Codestation includes a giant labyrinth where software developers can build robots and race them against each other.
IBM Codestation libary (Click on above image for larger view) IBM Codestation labyrinth (Click on above image for larger view)
IBM on Wednesday launched Codestation, an area in Second Life where it can provide developers with training and information, as well as teach developers about the benefits of collaborating in Second Life. Read on for more information and images.
The centerpiece of the island is a labyrinth where developers can program robots to solve the maze, and run races with each other, as a means of learning to code within Second Life.
The island also features a code library, with objects associated with the code on display. Developers can download the code and interact with it, and IBM will be inviting developers to contribute code to the objects as well.
The island features a pavilion where IBM will host technical presentations and training.

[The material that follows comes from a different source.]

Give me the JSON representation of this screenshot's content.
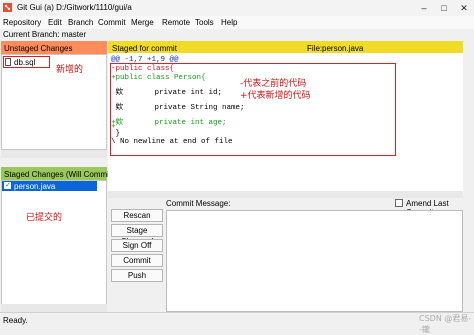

"We see this as a new platform. Three-D environments are like interacting with people in reality. They provide a way to bring developers in who may not be in the same location. We can do training and let them interact with each other in ways they haven't been able to do until recently," said Kathy Mandelstein, director of worldwide development and Rational programs for IBM, in an interview.
Second Life is a three-D virtual world with about 200,000 regular users. Almost all the content is created by users, with 3-D design tools and a scripting language called LSL.
InformationWeek sister publication Dr. Dobb's Journal is working on its own plan to offer developer resources in Second Life.
Major companies, including Adidas, Circuit City, Dell, IBM, Sears, and Toyota, have all set up beachheads for business in Second Life.